Taylor Wallace is at least a little closer to figuring out what to do with all of his records. Emphasis on a little: His progress is best captured in some form of micro-measurement. “I scanned and posted 20 records for sale,” he says. “I sold the George Harrison box set for $40, and Police’s Zenyatta Mondatta, sealed in new condition, for $20. That’s a hell of a deal. Maybe that’s why they sold so fast.”
He’s not sure, though, if offloading them piecemeal is any more of a long-term strategy than any other idea he’s had on how to tame his giant hoard. “The problem is that it takes time to scan and post each one. And do I have that kind of time?” he asks. It’s already a hustle, he explains, to keep the doors open to his very small business — a furniture and installation business called Metal Magic. Including himself, he has fewer than half a dozen employees. (Metal Magic’s clients include a few Chicago Starbucks franchises, the high-end grocer/restaurant Eataly and an office installation in One World Trade Center.)

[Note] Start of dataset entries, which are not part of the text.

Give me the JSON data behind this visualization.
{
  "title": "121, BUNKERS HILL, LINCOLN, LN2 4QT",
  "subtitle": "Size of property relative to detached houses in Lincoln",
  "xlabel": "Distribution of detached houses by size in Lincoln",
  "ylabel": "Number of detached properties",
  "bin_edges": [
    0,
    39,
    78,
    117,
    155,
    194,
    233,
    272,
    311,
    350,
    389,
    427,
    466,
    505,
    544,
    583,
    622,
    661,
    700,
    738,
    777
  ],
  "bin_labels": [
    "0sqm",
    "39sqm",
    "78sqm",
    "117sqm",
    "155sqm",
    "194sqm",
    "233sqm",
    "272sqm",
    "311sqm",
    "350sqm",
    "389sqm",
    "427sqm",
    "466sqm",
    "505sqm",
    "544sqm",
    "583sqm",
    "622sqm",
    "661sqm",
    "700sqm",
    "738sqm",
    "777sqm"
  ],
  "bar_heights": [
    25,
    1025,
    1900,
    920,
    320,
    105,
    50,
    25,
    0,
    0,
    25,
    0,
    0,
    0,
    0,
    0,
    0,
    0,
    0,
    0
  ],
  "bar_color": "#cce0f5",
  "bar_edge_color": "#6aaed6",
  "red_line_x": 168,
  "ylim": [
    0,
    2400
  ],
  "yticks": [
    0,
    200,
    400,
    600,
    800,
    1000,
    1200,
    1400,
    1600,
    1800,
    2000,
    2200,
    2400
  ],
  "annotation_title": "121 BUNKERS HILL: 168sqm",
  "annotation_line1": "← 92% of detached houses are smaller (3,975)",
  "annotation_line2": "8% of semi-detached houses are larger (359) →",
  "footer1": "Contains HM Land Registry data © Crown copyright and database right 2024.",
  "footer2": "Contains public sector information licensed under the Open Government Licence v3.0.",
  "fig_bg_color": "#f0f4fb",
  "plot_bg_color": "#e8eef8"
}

“I’m out there chasing clients to keep Metal Magic going,” he says. “I’ve got one of my employees scanning the records when they’re not building stuff, but there’s no real system in place yet. She just thinks it’s fun. But I don’t need someone to do it for fun.”
When I suggest he turn his house into a record store, he more or less loses it. “Enough with the records! I’m not making records the core of my life here! I’m busting my ass as hard as I can, and I haven’t paid myself in months. So am I supposed to just close up my business and be the record-store guy? I don’t think so.”
But he’s just as adamant that he’s not getting rid of the records, either. “I’m definitely not gonna give them away,” he says, frustrated. “There’s some amazing shit in there. I don’t know, man.”
And so, his love-hate relationship with his vinyl treasure continues — most days heavier on the hate, but never hateful enough to overwhelm the love he has for it.